Voici du reste une histoire intéressante à ce sujet (59) : à la séance du 31 janvier 1628, le conseil prit la résolution suivante : comme dans la synagogue on entend continuellement des cris, aussi bien la nuit que le jour, elle sera fermée. Simon, le président, vint alors annoncer que cette maison lui appartenait, et qu'il devait être autorisé à y laisser faire des prières. On lui demanda de montrer ses privilèges.
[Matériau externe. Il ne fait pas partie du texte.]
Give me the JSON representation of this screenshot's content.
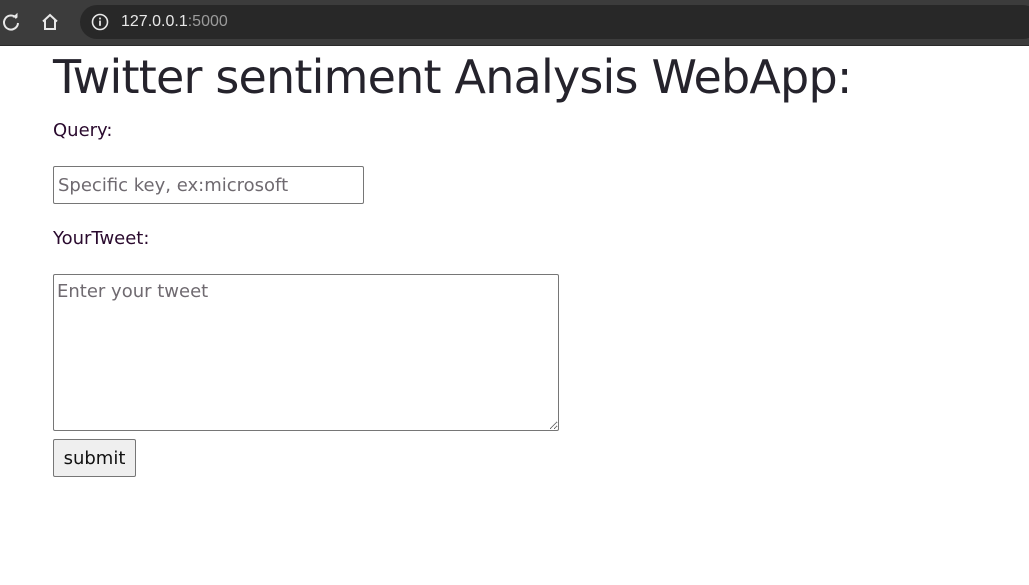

Il repartit qu'il n'y avait pas de liberté spéciale concernant la synagogue, mais qu'il se rapportait aux promesses que le magistrat avait faites en 1519 à la communauté. Bonus et Mayer vinrent au nom de leurs autres coreligionnaires dire que, depuis un temps immémorial, ils avaient toujours pu exercer librement leur culte partout ou les Juifs s'étaient trouvés. Le secrétaire du conseil, après avoir compulsé les traités faits avec les Juifs, rapporta qu'il n'y était pas explicitement dit qu'ils étaient libres d'avoir une synagogue, et encore moins qu'ils pouvaient se réunir en communauté ; que cette permission était, et avait toujours été une simple tolérance de la part du magistrat. Le conseil maintint donc sa première décision : le temple devait être fermé. Mais Simon en sa qualité de propriétaire, et parce que les quittances de la rente foncière étaient en son nom, pouvait venir à la synagogue, y faire ses prières.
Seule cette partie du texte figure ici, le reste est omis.